- Matale Metropolitan Region
- Ukuwela
- Coordinates: 7°25′16.4″N 80°38′1.0″E﻿ / ﻿7.421222°N 80.633611°E
- Country: Sri Lanka
- Province: Central Province
- District: Matale District
- Division: Ukuwela Division

Government
- • Type: Ukuwela Pradeshiya Sabha

Area
- • Total: 77.00 km^{2} (29.73 sq mi)
- Elevation: 383 m (1,257 ft)

Population (2012)
- • Total: 68,027
- • Density: 883.5/km^{2} (2,288/sq mi)
- Time zone: UTC+5:30 (Sri Lanka Standard Time)
- Postal Code: 21300
- Area code: 066

= Ukuwela =

Ukuwela (Sinhala:උකුවෙල, Tamil:உக்குவளை) is a large suburb of Matale, Sri Lanka. lt lies south about 5.5 km from the Matale Municipal Council, area, located on the Wattegama-Matale Road.

== Demographics ==
Ukuwela is a multi-religious area. The area has a Buddhist majority with a large Muslim population and significant Hindus and Christians.
Source:statistics.gov.lk

== Topography ==
Ukuwela is located in the mountainous and thickly forested interior of the island and overlooked by Knuckles Mountain Range. It is situated 383 m above sea level.

== Climate ==
Ukuwela's climate is classified as tropical. Ukuwela is an area with a significant rainfall. Even in the driest month there is a lot of rain. The climate here is classified as Af by the Köppen-Geiger system. The average annual rainfall is 1,892 mm. The wet season has a rainfall peak around September, the dry season is around the month of February.

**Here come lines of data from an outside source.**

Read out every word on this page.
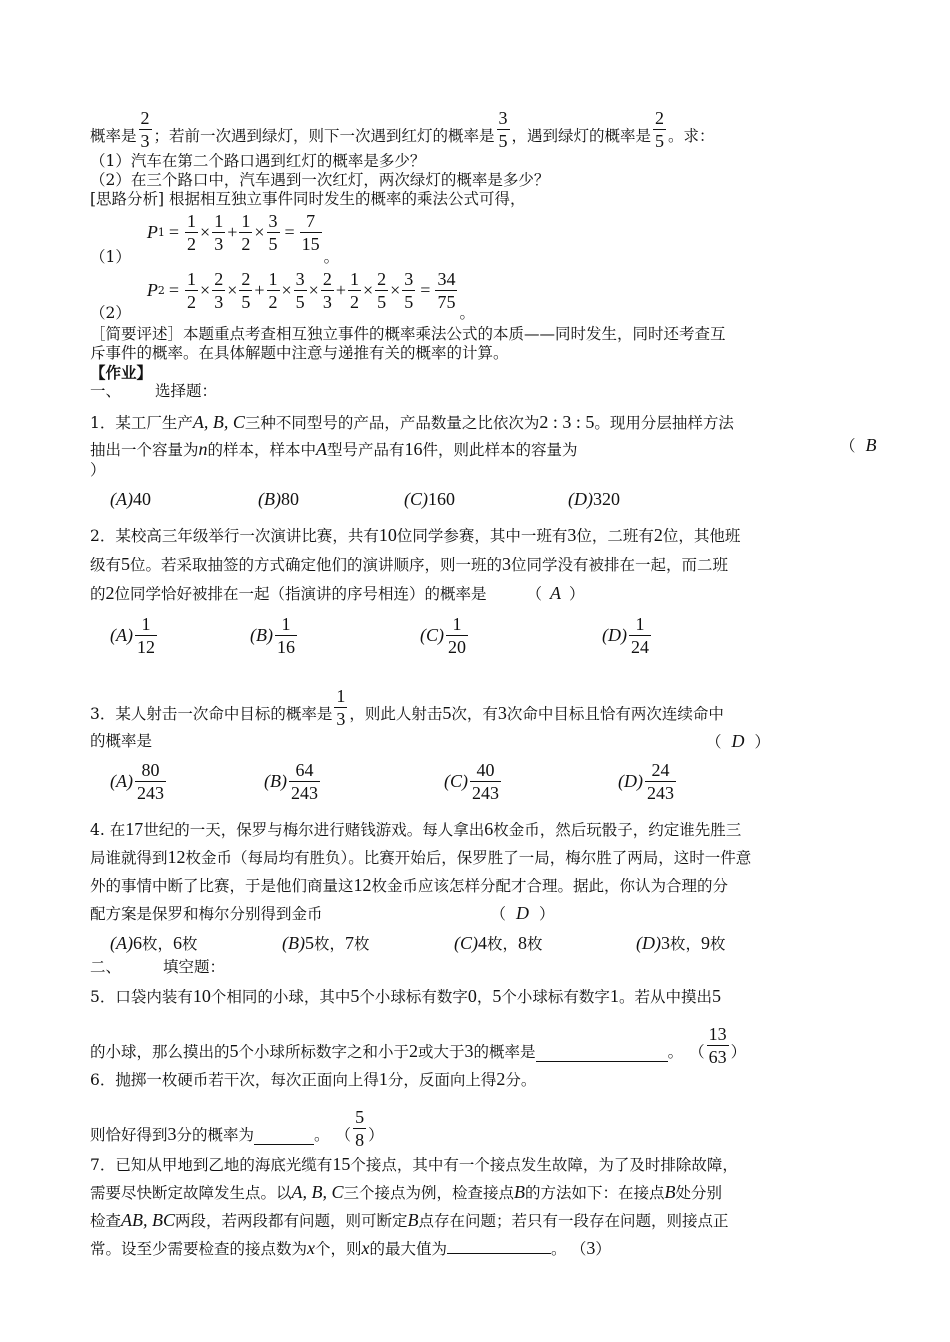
概率是 $\frac{2}{3}$ ；若前一次遇到绿灯，则下一次遇到红灯的概率是 $\frac{3}{5}$ ，遇到绿灯的概率是 $\frac{2}{5}$ 。求：
（1）汽车在第二个路口遇到红灯的概率是多少？
（2）在三个路口中，汽车遇到一次红灯，两次绿灯的概率是多少？
[思路分析] 根据相互独立事件同时发生的概率的乘法公式可得，
（1）
P $1 = \frac{1}{2} \times \frac{1}{3} + \frac{1}{2} \times \frac{3}{5} = \frac{7}{15}$
。
（2）
P $2 = \frac{1}{2} \times \frac{2}{3} \times \frac{2}{5} + \frac{1}{2} \times \frac{3}{5} \times \frac{2}{3} + \frac{1}{2} \times \frac{2}{5} \times \frac{3}{5} = \frac{34}{75}$ 。
［简要评述］本题重点考查相互独立事件的概率乘法公式的本质——同时发生，同时还考查互
斥事件的概率。在具体解题中注意与递推有关的概率的计算。
【作业】
一、 选择题：
1．某工厂生产A, B, C三种不同型号的产品，产品数量之比依次为2 : 3 : 5。现用分层抽样方法
抽出一个容量为n的样本，样本中A型号产品有16件，则此样本的容量为	（ B
）
(A) 40	(B) 80	(C) 160	(D) 320
2．某校高三年级举行一次演讲比赛，共有10位同学参赛，其中一班有3位，二班有2位，其他班
级有5位。若采取抽签的方式确定他们的演讲顺序，则一班的3位同学没有被排在一起，而二班
的2位同学恰好被排在一起（指演讲的序号相连）的概率是	（ A ）
$(A) \frac{1}{12}$	$(B) \frac{1}{16}$	$(C) \frac{1}{20}$	$(D) \frac{1}{24}$
3．某人射击一次命中目标的概率是 $\frac{1}{3}$ ，则此人射击 5 次，有 3 次命中目标且恰有两次连续命中
的概率是	（ D ）
$(A) \frac{80}{243}$	$(B) \frac{64}{243}$	$(C) \frac{40}{243}$	$(D) \frac{24}{243}$
4. 在17世纪的一天，保罗与梅尔进行赌钱游戏。每人拿出6枚金币，然后玩骰子，约定谁先胜三
局谁就得到12枚金币（每局均有胜负）。比赛开始后，保罗胜了一局，梅尔胜了两局，这时一件意
外的事情中断了比赛，于是他们商量这12枚金币应该怎样分配才合理。据此，你认为合理的分
配方案是保罗和梅尔分别得到金币	（ D ）
(A) 6 枚， 6 枚	(B) 5 枚， 7 枚	(C) 4 枚， 8 枚	(D) 3 枚， 9 枚
二、	填空题：
5．口袋内装有10个相同的小球，其中5个小球标有数字0，5个小球标有数字1。若从中摸出5
的小球，那么摸出的 5 个小球所标数字之和小于 2 或大于 3 的概率是	。 （ $\frac{13}{63}$ ）
6．抛掷一枚硬币若干次，每次正面向上得1分，反面向上得2分。
则恰好得到 3 分的概率为	。 （ $\frac{5}{8}$ ）
7．已知从甲地到乙地的海底光缆有15个接点，其中有一个接点发生故障，为了及时排除故障，
需要尽快断定故障发生点。以A, B, C三个接点为例，检查接点B的方法如下：在接点B处分别
检查AB, BC两段，若两段都有问题，则可断定B点存在问题；若只有一段存在问题，则接点正
常。设至少需要检查的接点数为x个，则x的最大值为	。 （3）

In Ukuwela, the average annual temperature is 25.2 C. March is warmest with an average temperature of 31.8 C at noon. February is coldest with an average temperature of 19 C at night. Ukuwela has no distinct temperature seasons, the temperature is relatively constant during the year. The temperatures at night are cooler than during daytime. March is on average the month with most sunshine. Ukuwela has a humid (> 0.65 p/pet) climate.

== Natural Vegetation ==
The land area is not cultivated, most of the natural vegetation is still intact. The landscape is mostly covered with closed to open broadleaved evergreen or semi-deciduous forest. The climate is classified as a tropical monsoon (short dry season, monsoon rains other months), with a tropical moist forest biozone .

==Soil==
The soil in the area is high in lixisols (lx), soil with clay-enriched lower horizon, low cec, and high saturation of bases.

==Transport==

===Bus===
Ukuwela has a public transport system based primarily on buses.

===Rail===

Ukuwela is served by Sri Lanka Railways' Matale Line and is connected by rail to Matale and Kandy.

==Banks==
There are four public banks operating in Ukuwela.
- People's Bank
- Bank Of Ceylon
- Sanasa Development Bank
- Rural Bank

== Sports ==
S. B. Yalegama Stadium is the main sporting venue in Ukuwela.

== Education ==
Main Schools
- Ajmeer National School, Ukuwela
- Nagolla Sidhartha M.M.V., Ukuwela
- Kuriwela Hameedia College

== Ukuwela Power station ==
Water from the Polgolla Reservoir is transferred to the Ukuwela Power Station, near Ukuwela, via an 8 km long underground penstock. The power station at Ukuwela consists of two 20 MW hydroelectric generators, totalling the plant capacity to 40 MW.